The soldiers took aim as Demarch scrambled from the right-side rear door. He was wearing his Bureau uniform; even at this distance they would know him for a Proctor. Glass exploded all around him in brittle showers, and he heard the whine of bullets and their hammering impact on the snowbound roadway. When he stood to run, he felt the bullets enter his body.
Then he was on the ground. The soldiers shouted and waved their weapons, but that sound faded into noise. Breathless, Demarch turned his head to look at the burning building. The roar of it was all around him. The fire had melted the snow into mirrors of ice: mirrors full of sky, fire, ash, the world, himself.
Clifford Stockton had slept a little during the night. Lukas Thibault had not.
Each had been given his own cage in the basement jail at City Hall. They were separated by a dusty space in a room that had once been the building’s archives. All the filing cabinets had been moved out and their contents burned when Delafleur took over the building. The walls were concrete. The ceiling was white acoustic tile. The floor was green linoleum, and it was as cold as winter earth. Clifford had learned to keep his feet off it; his snow boots were scant protection. He spent most of his time on the tiny hemp cloth cot the Proctors had provided.
He woke to the sound of Lukas Thibault’s cursing.

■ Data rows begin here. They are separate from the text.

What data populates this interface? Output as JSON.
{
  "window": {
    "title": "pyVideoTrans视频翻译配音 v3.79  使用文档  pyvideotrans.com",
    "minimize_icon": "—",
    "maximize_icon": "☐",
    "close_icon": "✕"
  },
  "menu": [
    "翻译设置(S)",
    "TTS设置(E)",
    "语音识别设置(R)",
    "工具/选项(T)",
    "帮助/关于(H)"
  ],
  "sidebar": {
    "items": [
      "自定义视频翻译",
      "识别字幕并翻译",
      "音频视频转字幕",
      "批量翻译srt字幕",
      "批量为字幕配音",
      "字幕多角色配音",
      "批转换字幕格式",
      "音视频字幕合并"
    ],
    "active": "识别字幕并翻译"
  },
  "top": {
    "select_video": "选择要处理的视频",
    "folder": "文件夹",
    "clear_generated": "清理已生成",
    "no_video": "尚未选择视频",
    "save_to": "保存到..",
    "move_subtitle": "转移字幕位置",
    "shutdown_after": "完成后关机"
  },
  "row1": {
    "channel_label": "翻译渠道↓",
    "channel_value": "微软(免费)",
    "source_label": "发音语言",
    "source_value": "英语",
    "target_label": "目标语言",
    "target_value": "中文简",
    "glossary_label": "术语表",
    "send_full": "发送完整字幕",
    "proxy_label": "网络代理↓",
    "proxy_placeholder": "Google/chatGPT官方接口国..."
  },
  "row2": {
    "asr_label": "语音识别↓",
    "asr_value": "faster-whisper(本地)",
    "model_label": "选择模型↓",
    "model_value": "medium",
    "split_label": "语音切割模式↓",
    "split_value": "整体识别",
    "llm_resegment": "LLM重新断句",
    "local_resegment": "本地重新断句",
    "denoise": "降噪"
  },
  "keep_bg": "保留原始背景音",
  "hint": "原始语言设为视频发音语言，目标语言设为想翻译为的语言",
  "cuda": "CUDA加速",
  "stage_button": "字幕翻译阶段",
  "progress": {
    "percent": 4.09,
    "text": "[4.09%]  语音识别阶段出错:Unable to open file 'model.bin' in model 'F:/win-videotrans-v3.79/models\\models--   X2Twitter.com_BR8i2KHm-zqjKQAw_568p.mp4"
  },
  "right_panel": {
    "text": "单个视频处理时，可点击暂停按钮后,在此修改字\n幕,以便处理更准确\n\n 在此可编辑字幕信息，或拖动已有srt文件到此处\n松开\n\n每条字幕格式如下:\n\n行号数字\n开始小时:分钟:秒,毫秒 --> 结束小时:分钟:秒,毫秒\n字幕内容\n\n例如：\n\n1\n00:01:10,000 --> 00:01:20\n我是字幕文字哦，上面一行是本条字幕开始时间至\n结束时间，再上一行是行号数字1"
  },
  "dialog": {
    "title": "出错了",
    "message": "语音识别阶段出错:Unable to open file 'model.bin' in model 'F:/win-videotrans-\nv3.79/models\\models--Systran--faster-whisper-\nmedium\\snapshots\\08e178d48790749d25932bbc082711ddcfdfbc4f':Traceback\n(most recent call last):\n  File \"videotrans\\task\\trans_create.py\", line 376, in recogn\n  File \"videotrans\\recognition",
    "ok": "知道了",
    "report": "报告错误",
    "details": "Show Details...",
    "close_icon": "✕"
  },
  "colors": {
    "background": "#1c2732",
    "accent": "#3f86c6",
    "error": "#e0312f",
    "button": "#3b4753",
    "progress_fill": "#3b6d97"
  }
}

“I want my breakfast,” Luke was shouting. “Assholes! We’re starving down here!”
Brief silence, then the rhythmic banging of Luke’s fist against the bars. Clifford didn’t bother to look. He could see Luke’s cell only by forcing his head against the bars of his own cage and peering around an L-bend where the cages followed the wall. It wasn’t worth the effort.
He was grateful for the relative privacy. Clifford emptied his bladder into the crockery pot provided for the purpose, embarrassed by the sound. It was cold enough this morning that the pot steamed for a few minutes after he was finished.

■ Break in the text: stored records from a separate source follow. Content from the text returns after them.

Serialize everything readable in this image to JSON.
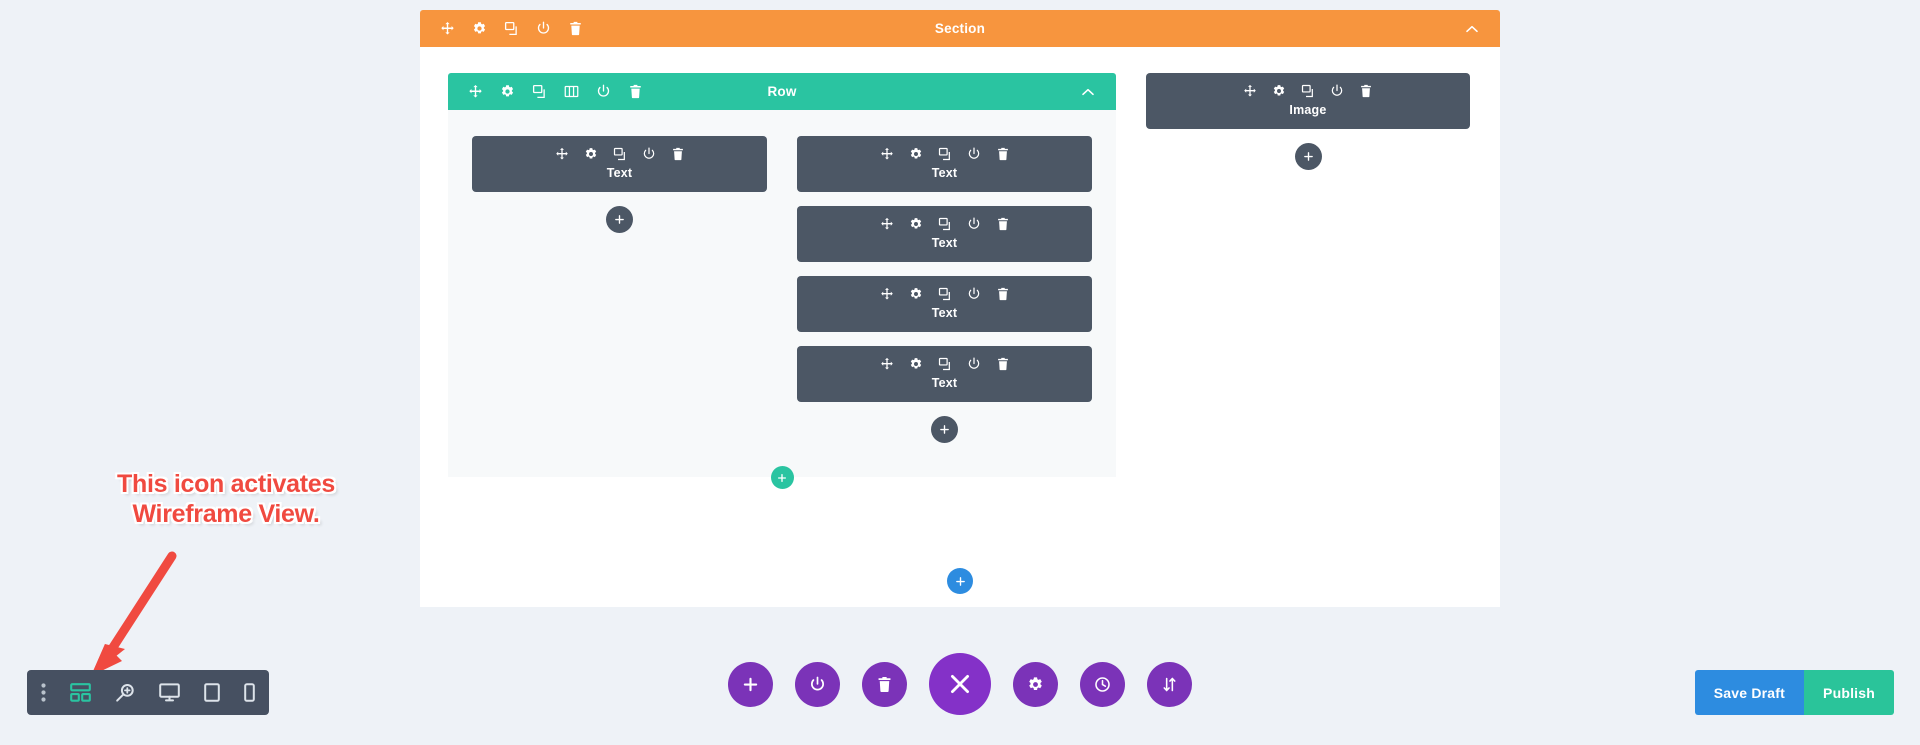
{
  "colors": {
    "page_bg": "#eef2f7",
    "section_bar": "#f7953e",
    "row_bar": "#2ac4a1",
    "module_bg": "#4c5765",
    "purple": "#7b33b8",
    "purple_main": "#8431c8",
    "blue": "#2d8ce0",
    "teal": "#2ac49a",
    "annotation_red": "#f04a40",
    "wireframe_active": "#2ac4a1"
  },
  "section": {
    "title": "Section",
    "collapse_icon": "chevron-up-icon",
    "toolbar": [
      {
        "name": "move-icon",
        "label": "Move Section"
      },
      {
        "name": "gear-icon",
        "label": "Section Settings"
      },
      {
        "name": "duplicate-icon",
        "label": "Duplicate Section"
      },
      {
        "name": "power-icon",
        "label": "Disable Section"
      },
      {
        "name": "trash-icon",
        "label": "Delete Section"
      }
    ]
  },
  "row": {
    "title": "Row",
    "collapse_icon": "chevron-up-icon",
    "toolbar": [
      {
        "name": "move-icon",
        "label": "Move Row"
      },
      {
        "name": "gear-icon",
        "label": "Row Settings"
      },
      {
        "name": "duplicate-icon",
        "label": "Duplicate Row"
      },
      {
        "name": "columns-icon",
        "label": "Column Structure"
      },
      {
        "name": "power-icon",
        "label": "Disable Row"
      },
      {
        "name": "trash-icon",
        "label": "Delete Row"
      }
    ]
  },
  "module_toolbar": [
    {
      "name": "move-icon",
      "label": "Move Module"
    },
    {
      "name": "gear-icon",
      "label": "Module Settings"
    },
    {
      "name": "duplicate-icon",
      "label": "Duplicate Module"
    },
    {
      "name": "power-icon",
      "label": "Disable Module"
    },
    {
      "name": "trash-icon",
      "label": "Delete Module"
    }
  ],
  "columns": [
    {
      "modules": [
        {
          "label": "Text"
        }
      ],
      "add_label": "+"
    },
    {
      "modules": [
        {
          "label": "Text"
        },
        {
          "label": "Text"
        },
        {
          "label": "Text"
        },
        {
          "label": "Text"
        }
      ],
      "add_label": "+"
    }
  ],
  "side_column": {
    "modules": [
      {
        "label": "Image"
      }
    ],
    "add_label": "+"
  },
  "add_buttons": {
    "add_row_label": "+",
    "add_section_label": "+"
  },
  "center_toolbar": [
    {
      "name": "add-icon",
      "label": "Add New Section",
      "size": "small"
    },
    {
      "name": "power-icon",
      "label": "Disable Builder",
      "size": "small"
    },
    {
      "name": "trash-icon",
      "label": "Delete Layout",
      "size": "small"
    },
    {
      "name": "close-icon",
      "label": "Close Builder Menu",
      "size": "large"
    },
    {
      "name": "gear-icon",
      "label": "Page Settings",
      "size": "small"
    },
    {
      "name": "history-icon",
      "label": "Editing History",
      "size": "small"
    },
    {
      "name": "portability-icon",
      "label": "Portability",
      "size": "small"
    }
  ],
  "left_toolbar": [
    {
      "name": "more-options-icon",
      "label": "More Options",
      "active": false
    },
    {
      "name": "wireframe-icon",
      "label": "Wireframe View",
      "active": true
    },
    {
      "name": "zoom-out-icon",
      "label": "Zoom Out View",
      "active": false
    },
    {
      "name": "desktop-icon",
      "label": "Desktop View",
      "active": false
    },
    {
      "name": "tablet-icon",
      "label": "Tablet View",
      "active": false
    },
    {
      "name": "phone-icon",
      "label": "Phone View",
      "active": false
    }
  ],
  "actions": {
    "save_draft": "Save Draft",
    "publish": "Publish"
  },
  "annotation": {
    "line1": "This icon activates",
    "line2": "Wireframe View.",
    "arrow": "arrow-pointing-down-left"
  }
}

He sat back down on the cot and wrapped the blanket around himself.
“Fuckers!” Luke was screeching. “Cretins! Bastards!”
Clifford waited until the soldier had lapsed back into silence. Then he said, “They aren’t here.”

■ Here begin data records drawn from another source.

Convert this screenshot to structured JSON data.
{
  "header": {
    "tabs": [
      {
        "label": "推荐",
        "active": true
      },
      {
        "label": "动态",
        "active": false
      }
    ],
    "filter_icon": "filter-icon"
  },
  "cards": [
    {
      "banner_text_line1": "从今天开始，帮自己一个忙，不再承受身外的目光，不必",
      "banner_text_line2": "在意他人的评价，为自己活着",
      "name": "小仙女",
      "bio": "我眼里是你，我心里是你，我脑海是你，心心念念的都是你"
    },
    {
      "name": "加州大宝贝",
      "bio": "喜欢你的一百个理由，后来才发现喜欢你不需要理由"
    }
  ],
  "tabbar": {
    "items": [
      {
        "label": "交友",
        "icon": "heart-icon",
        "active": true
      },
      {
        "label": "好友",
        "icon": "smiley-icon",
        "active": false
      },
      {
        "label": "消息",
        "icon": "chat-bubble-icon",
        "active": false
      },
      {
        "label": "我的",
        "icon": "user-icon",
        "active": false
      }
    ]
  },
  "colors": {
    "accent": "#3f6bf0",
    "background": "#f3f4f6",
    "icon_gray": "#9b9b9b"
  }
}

Luke said, “What?”—startled, as if he had forgotten Clifford was in the basement with him.
“They’re not here!” It was obvious. For hours after dark the building had been full of sound: legions of feet upstairs, doors opening and closing, motors roaring and then fading away beyond the high, dust-clogged windows that vented the basement. “They’re gone. They evacuated. Today must be the day.”
The day of the bomb, he didn’t need to add. That was why Luke was here: for talking about the bomb.
That was also why Clifford was here, though no one had told him so—no one had talked to him. The soldiers had just put him in this cage and gone away.
It was too late now to do anything but wait, and he told Luke so.
Thibault called him a little idiot, a criminal, a liar. “They can’t leave me here. Sons of Samael! Even the Proctors wouldn’t do that!”
But the morning ticked on and Luke lapsed into a despairing silence. Clifford knew it was past dawn by the faint light in the vent windows. That was his only clock. The shadowy fluorescent tubes overhead were the only other light—and most of those were burned out.
Clifford gazed at that patch of daylight far up at the margin of the ceiling for a time he could not calculate; it was interrupted only by the sound of Lukas Thibault’s sobbing.
Then there was another sound: gunshots, and not far away.
“Sophia Mother!” Luke cried out.
This was a new threat. Clifford was dismayed: better the bomb, Clifford thought, than a gun. He had read about Hiroshima and Nagasaki. The bomb washed everything away in a tidal wave of light. The people were gone with only their shadows left behind. He had resigned himself to dying in the bomb blast, but this gunfire was different. It worried him.